Taxing sugar and other so-called “sinful products” is all about government’s unhealthy appetite to raise revenue by any means possible, control ordinary people’s lives, and to maintain its prestige among large global non-governmental organisations.
The World Health Organisation (WHO), an unelected and unaccountable international entity, is largely to blame for planting this disastrous idea in the mind of the South African government. In its 2013 Global Action Plan, the WHO encouraged its member states, among other things, to implement taxes that “discourage the consumption of less healthy” food products.
In response, the Department of Health adopted obesity control strategies that identified a tax on sugar as an effective measure to inhibit the free choice of South African consumers.
Economist Luke Muller noted that a “sugar tax is also regressive”, since “food and beverages make up a relatively larger proportion of expenditure in poor than in rich households”.
In simple terms, a poor person who earns only R3 500 per month pays more, relative to their income, in sugar taxes on a can of Coke, than does someone who earns R20 000 per month. In other words, not only is the sugar tax economically ill-considered, but it is also blatant elitist discrimination against the poor who are being effectively prohibited from having a sweet tooth.

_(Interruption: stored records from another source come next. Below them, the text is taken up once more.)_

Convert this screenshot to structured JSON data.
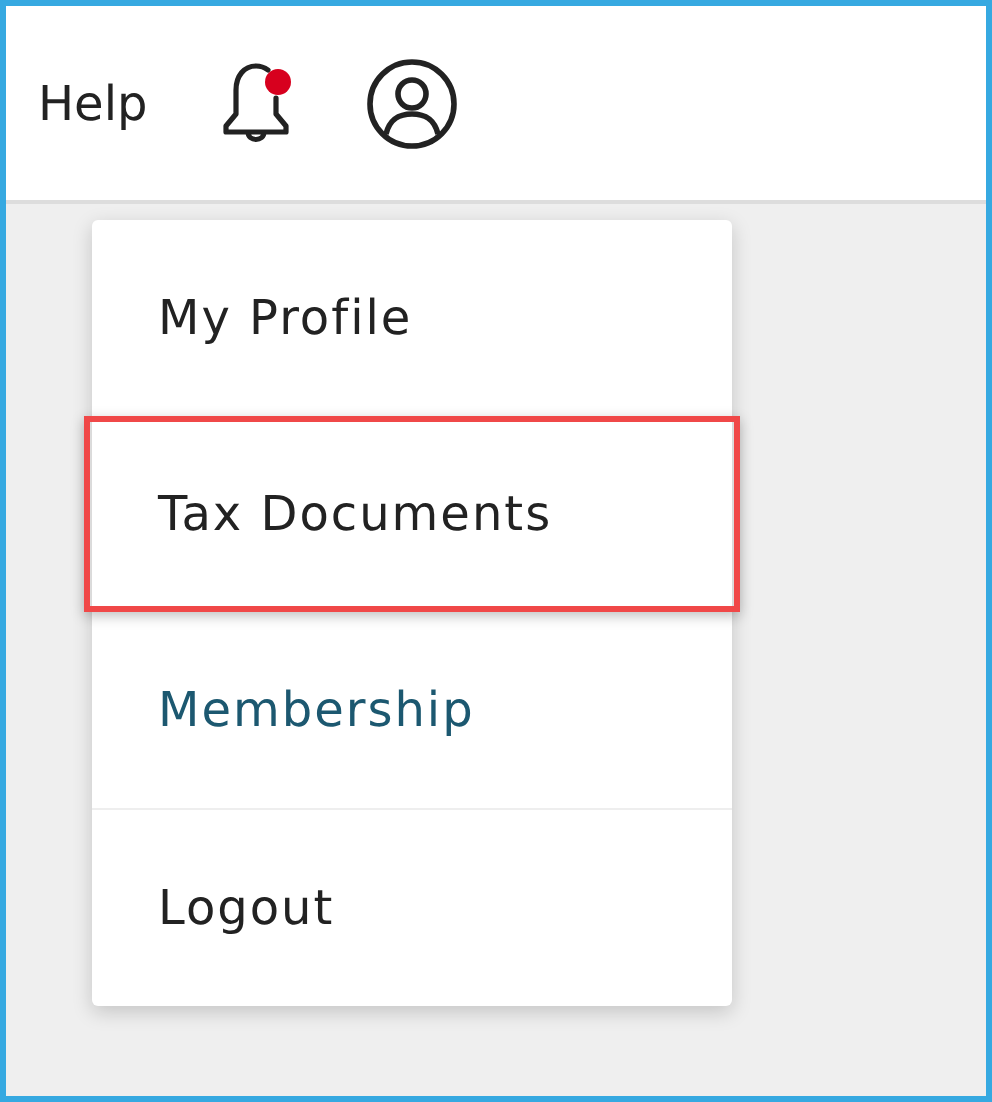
{
  "header": {
    "help": "Help",
    "notifications": {
      "unread": true
    }
  },
  "menu": {
    "items": [
      {
        "label": "My Profile",
        "kind": "plain",
        "selected": false,
        "divider_above": false
      },
      {
        "label": "Tax Documents",
        "kind": "plain",
        "selected": true,
        "divider_above": false
      },
      {
        "label": "Membership",
        "kind": "link",
        "selected": false,
        "divider_above": false
      },
      {
        "label": "Logout",
        "kind": "plain",
        "selected": false,
        "divider_above": true
      }
    ]
  }
}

The Canegrowers Association has called on government to take remedial action. While it is commendable that they have the courage to point out that the sugar tax is a big cause of the impending job losses – it is rare for civil society to attack government ‘feel good’ measures – their recommendation that government should impose protectionist trade measures is ill-considered. Rather get rid of the sugar tax – don’t place any other extra burdens on the economy.

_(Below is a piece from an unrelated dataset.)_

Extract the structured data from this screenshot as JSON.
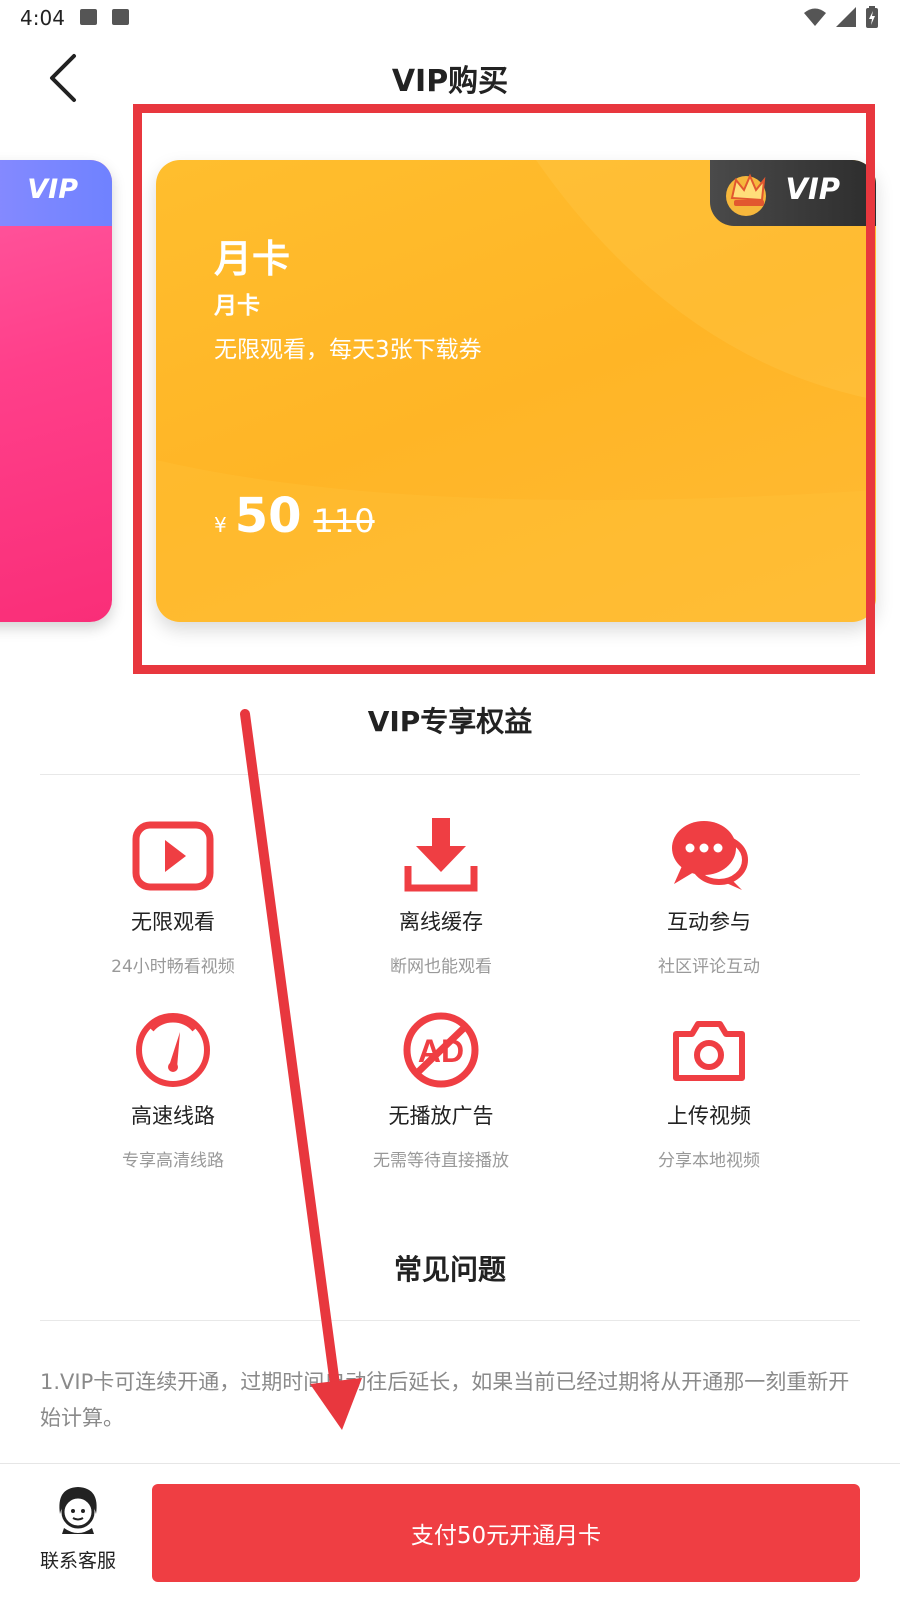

It goes without saying that a sugar tax, if not inconsistent with the written text of the Constitution, absolutely falls foul of the spirit and purpose of the Constitution to advance human freedom, dignity, and equality. As such, the tax should be scrapped without replacement. Let ordinary South African consumers decide for themselves what their sugar intake will be.
Schadenfreude is experienced when one derives pleasure from the misfortune or humiliation of others. It would be a textbook example of schadenfreude for those of us who have been warning government that the sugar tax will lead to job losses and economic ruin, if the circumstances were not so tragic. We derive no pleasure from seeing thousands of workers joining the ranks of the unemployed. We only hope government takes this as a lesson for the future: Taxes do not solve problems; they create and exacerbate them.